Dia kembali melihat keadaan Arlen, dan kini dia menyesali telah mengijinkan Noe pulang sebelum membantunya menggantikan pakaian yang masih dikenakan Arlen.
Bagaimana dia bisa menggantikan pakaian pria itu?
Tapi, Kalila harus melakukannya. Dia tidak mungkin membiarkan Arlen masih mengenakan setelan jas yang sudah bauh asap rokok dan alkohol seperti itu untuk istirahat.
"Arlen...Arlen...bangun lah, ayo ganti bajumu dulu. Makan sedikit. Hm?" Kalila berusaha membangunkan Arlen dengan menggoyang-goyangkan tubuh Arlen. Tapi kedua mata Arlen tetap terpejam, hanya mulutnya saja yang terbuka dan mengeluarkan suara racauan yang tak jelas.

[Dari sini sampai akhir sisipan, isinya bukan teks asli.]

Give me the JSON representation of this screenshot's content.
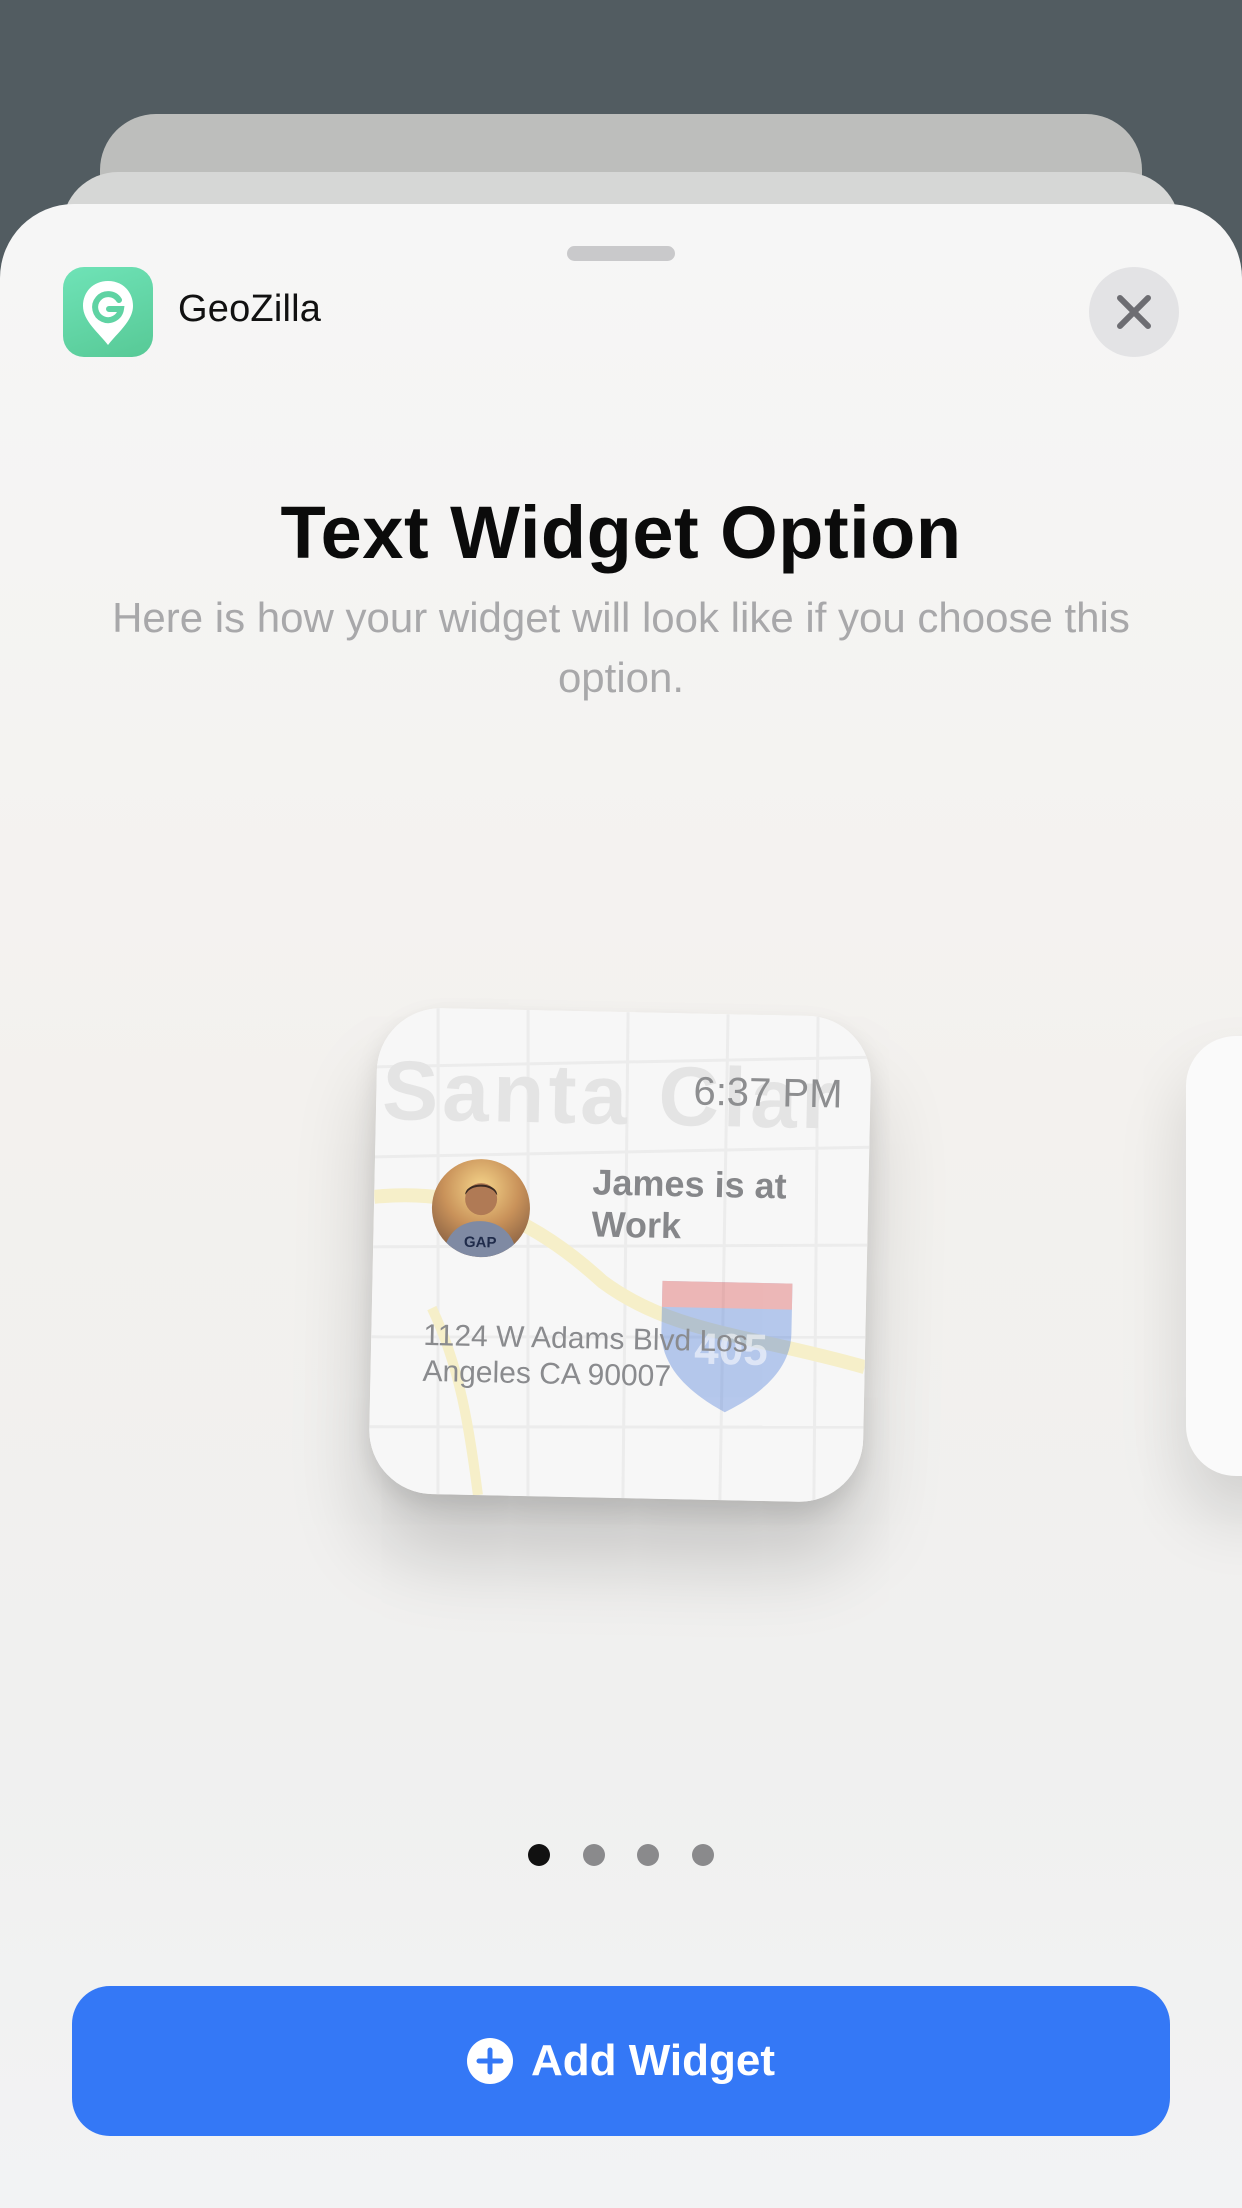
{
  "app": {
    "name": "GeoZilla",
    "icon": "geozilla-pin-icon"
  },
  "close": {
    "icon": "close-icon"
  },
  "header": {
    "title": "Text Widget Option",
    "subtitle": "Here is how your widget will look like if you choose this option."
  },
  "widget": {
    "time": "6:37 PM",
    "status": "James is at Work",
    "address": "1124 W Adams Blvd Los Angeles CA 90007",
    "map_labels": {
      "city": "Santa Clar",
      "highway": "405"
    }
  },
  "pagination": {
    "total": 4,
    "active": 1
  },
  "add_button": {
    "label": "Add Widget",
    "icon": "plus-circle-icon"
  },
  "colors": {
    "accent": "#3478f6",
    "app_icon": "#5fd3a3"
  }
}
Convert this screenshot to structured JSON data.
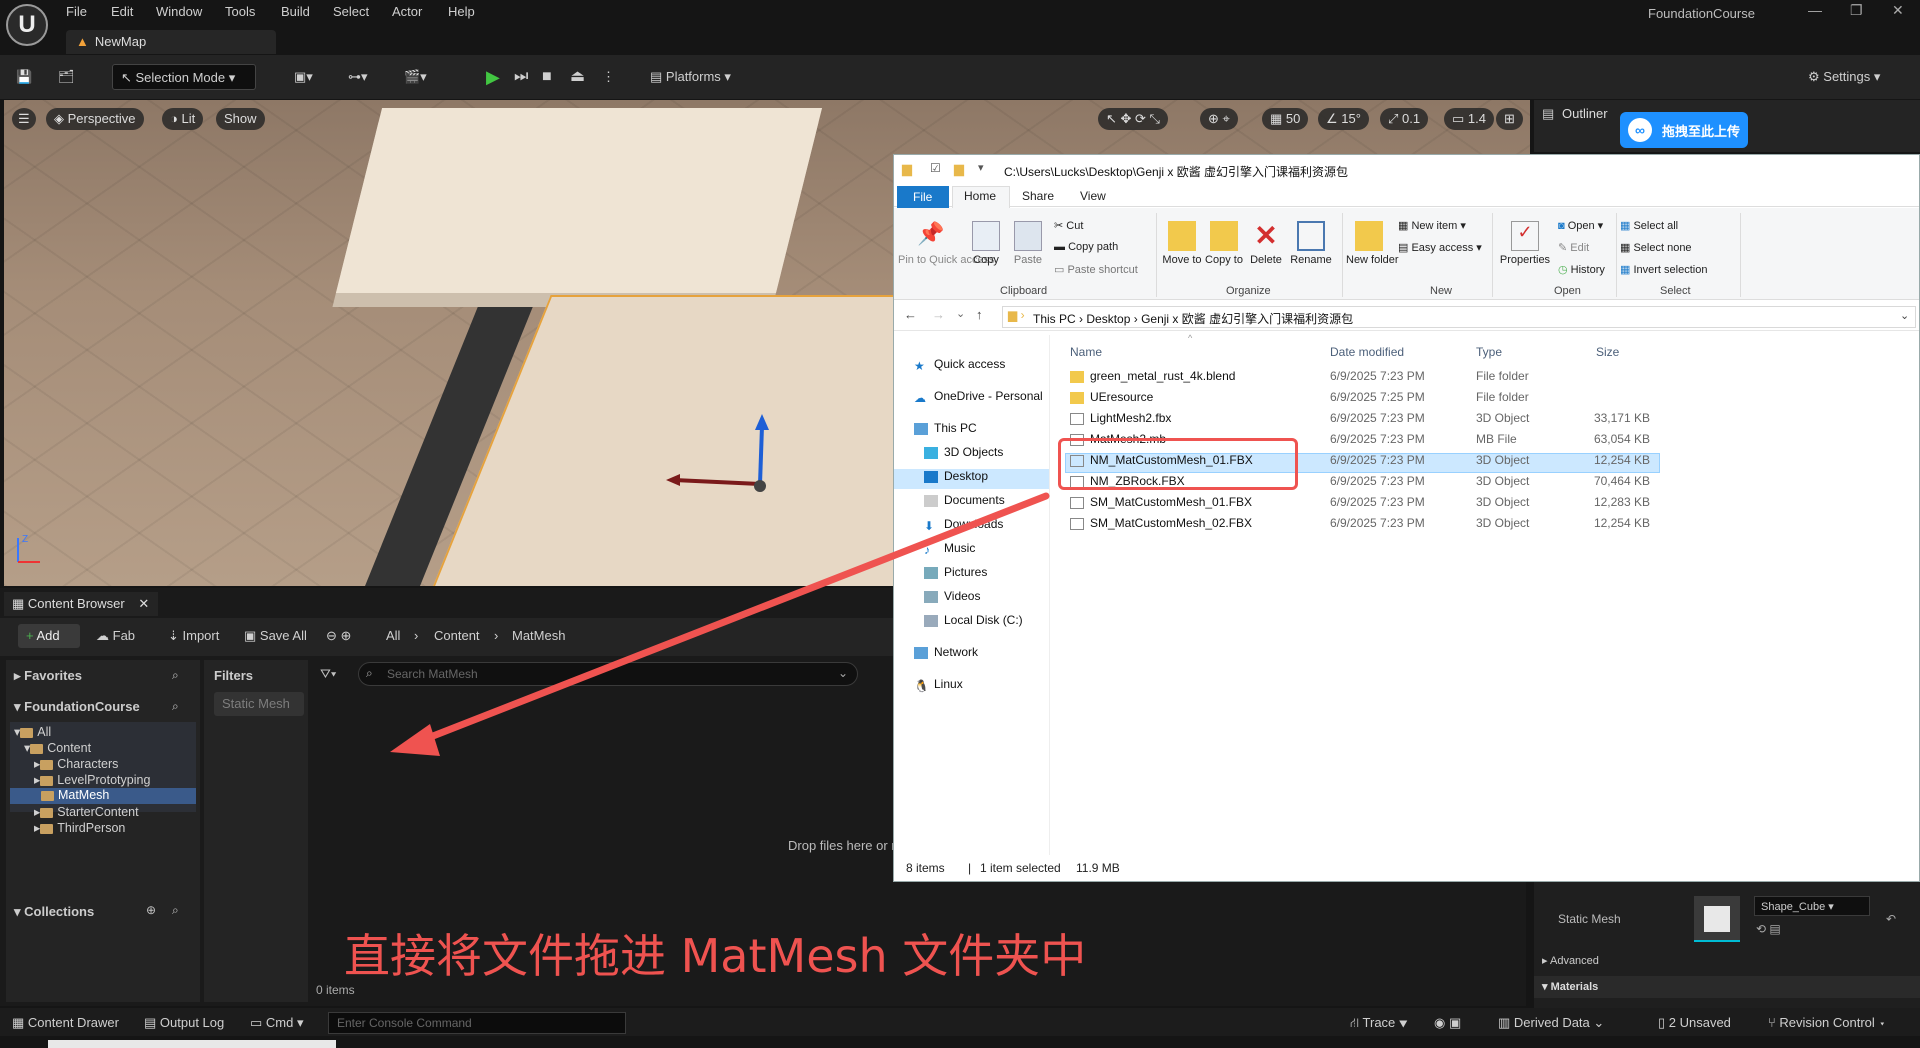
{
  "menu": [
    "File",
    "Edit",
    "Window",
    "Tools",
    "Build",
    "Select",
    "Actor",
    "Help"
  ],
  "app_title": "FoundationCourse",
  "map_tab": "NewMap",
  "toolbar": {
    "selection_mode": "Selection Mode",
    "platforms": "Platforms",
    "settings": "Settings"
  },
  "viewport": {
    "perspective": "Perspective",
    "lit": "Lit",
    "show": "Show",
    "grid_snap": "50",
    "angle_snap": "15°",
    "scale_snap": "0.1",
    "camera_speed": "1.4"
  },
  "content_browser": {
    "tab": "Content Browser",
    "add": "Add",
    "fab": "Fab",
    "import": "Import",
    "save_all": "Save All",
    "breadcrumb": [
      "All",
      "Content",
      "MatMesh"
    ],
    "favorites": "Favorites",
    "project": "FoundationCourse",
    "tree": [
      "All",
      "Content",
      "Characters",
      "LevelPrototyping",
      "MatMesh",
      "StarterContent",
      "ThirdPerson"
    ],
    "collections": "Collections",
    "filters": "Filters",
    "static_mesh_filter": "Static Mesh",
    "search_placeholder": "Search MatMesh",
    "drop_text": "Drop files here or r",
    "items_count": "0 items"
  },
  "caption": "直接将文件拖进 MatMesh 文件夹中",
  "statusbar": {
    "content_drawer": "Content Drawer",
    "output_log": "Output Log",
    "cmd": "Cmd",
    "console_placeholder": "Enter Console Command",
    "trace": "Trace",
    "derived_data": "Derived Data",
    "unsaved": "2 Unsaved",
    "revision_control": "Revision Control"
  },
  "outliner": {
    "title": "Outliner"
  },
  "baidu_button": "拖拽至此上传",
  "details": {
    "static_mesh_label": "Static Mesh",
    "static_mesh_value": "Shape_Cube",
    "advanced": "Advanced",
    "materials": "Materials"
  },
  "explorer": {
    "title_path": "C:\\Users\\Lucks\\Desktop\\Genji x 欧酱 虚幻引擎入门课福利资源包",
    "tabs": [
      "File",
      "Home",
      "Share",
      "View"
    ],
    "ribbon": {
      "pin": "Pin to Quick access",
      "copy": "Copy",
      "paste": "Paste",
      "cut": "Cut",
      "copy_path": "Copy path",
      "paste_shortcut": "Paste shortcut",
      "clipboard": "Clipboard",
      "move_to": "Move to",
      "copy_to": "Copy to",
      "delete": "Delete",
      "rename": "Rename",
      "organize": "Organize",
      "new_folder": "New folder",
      "new_item": "New item",
      "easy_access": "Easy access",
      "new": "New",
      "properties": "Properties",
      "open": "Open",
      "edit": "Edit",
      "history": "History",
      "open_group": "Open",
      "select_all": "Select all",
      "select_none": "Select none",
      "invert_selection": "Invert selection",
      "select_group": "Select"
    },
    "address": [
      "This PC",
      "Desktop",
      "Genji x 欧酱 虚幻引擎入门课福利资源包"
    ],
    "nav": [
      "Quick access",
      "OneDrive - Personal",
      "This PC",
      "3D Objects",
      "Desktop",
      "Documents",
      "Downloads",
      "Music",
      "Pictures",
      "Videos",
      "Local Disk (C:)",
      "Network",
      "Linux"
    ],
    "columns": [
      "Name",
      "Date modified",
      "Type",
      "Size"
    ],
    "files": [
      {
        "name": "green_metal_rust_4k.blend",
        "date": "6/9/2025 7:23 PM",
        "type": "File folder",
        "size": ""
      },
      {
        "name": "UEresource",
        "date": "6/9/2025 7:25 PM",
        "type": "File folder",
        "size": ""
      },
      {
        "name": "LightMesh2.fbx",
        "date": "6/9/2025 7:23 PM",
        "type": "3D Object",
        "size": "33,171 KB"
      },
      {
        "name": "MatMesh2.mb",
        "date": "6/9/2025 7:23 PM",
        "type": "MB File",
        "size": "63,054 KB"
      },
      {
        "name": "NM_MatCustomMesh_01.FBX",
        "date": "6/9/2025 7:23 PM",
        "type": "3D Object",
        "size": "12,254 KB"
      },
      {
        "name": "NM_ZBRock.FBX",
        "date": "6/9/2025 7:23 PM",
        "type": "3D Object",
        "size": "70,464 KB"
      },
      {
        "name": "SM_MatCustomMesh_01.FBX",
        "date": "6/9/2025 7:23 PM",
        "type": "3D Object",
        "size": "12,283 KB"
      },
      {
        "name": "SM_MatCustomMesh_02.FBX",
        "date": "6/9/2025 7:23 PM",
        "type": "3D Object",
        "size": "12,254 KB"
      }
    ],
    "status_items": "8 items",
    "status_selected": "1 item selected",
    "status_size": "11.9 MB"
  },
  "colors": {
    "accent": "#1979ca",
    "annotation": "#ef5350",
    "play": "#42c642",
    "selection_outline": "#e6a23c"
  }
}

Dia tidak bisa menunggu sampai Arlen terbangun, karena bubur hangatnya bisa menjadi dingin. Jadi, dia mulai membulatkan tekad. Kalila membuka sweater yang dikenakannya, dengan hanya menyisakan kaos dan celana olahraga saja. Karena untuk mengurus bayi besar itu, sepertinya akan sangat gerah meski di dalam kamar dengan pendingin udara.
Kalila mulai berusaha menarik tangan Arlen agar tubuh pria itu duduk, tapi nyatanya bergeser pun tidak. Dia berusaha tiga kali, dan ketiga-tiganya tetap gagal. Akhirnya dia terpaksa naik ke atas ranjang, bertumpu pada kedua lulutnya yang berada di samping kanan-kiri pinggang Arlen, Kalila mengeluarkan semua tenaganya untuk membuat Arlen duduk.
"Satu, dua, tiga!"
Dan akhirnya dia berhasil membuat Arlen duduk dengan tubuhnya yang lunglai dan berat. Kepala Arlen pun terkulai di atas bahu Kalila.
"Oke, big boy! Kamu harus kerja sama. Ayo, ganti bajumu dulu. Kamu bau alkohol." katanya ngoceh sendiri.
Dengan kepala Arlen yang masih terkulai di atas bahunya, kedua tangan Kalila bergerak membuka jas, ikatan dasi, hingga berhasil melucuti kemeja Arlen yang sudah basah karena keringat.
Punggung Arlen basah karena keringat. Dan sialnya handuk yang tadi dia siapnya berada agak jauh dari jangkauan tangannya. Dia tidak ingin mengembalikan Arlen tiduran di atas ranjang, karena tenaganya sudah habis jika dia harus membuat pria itu kembali duduk.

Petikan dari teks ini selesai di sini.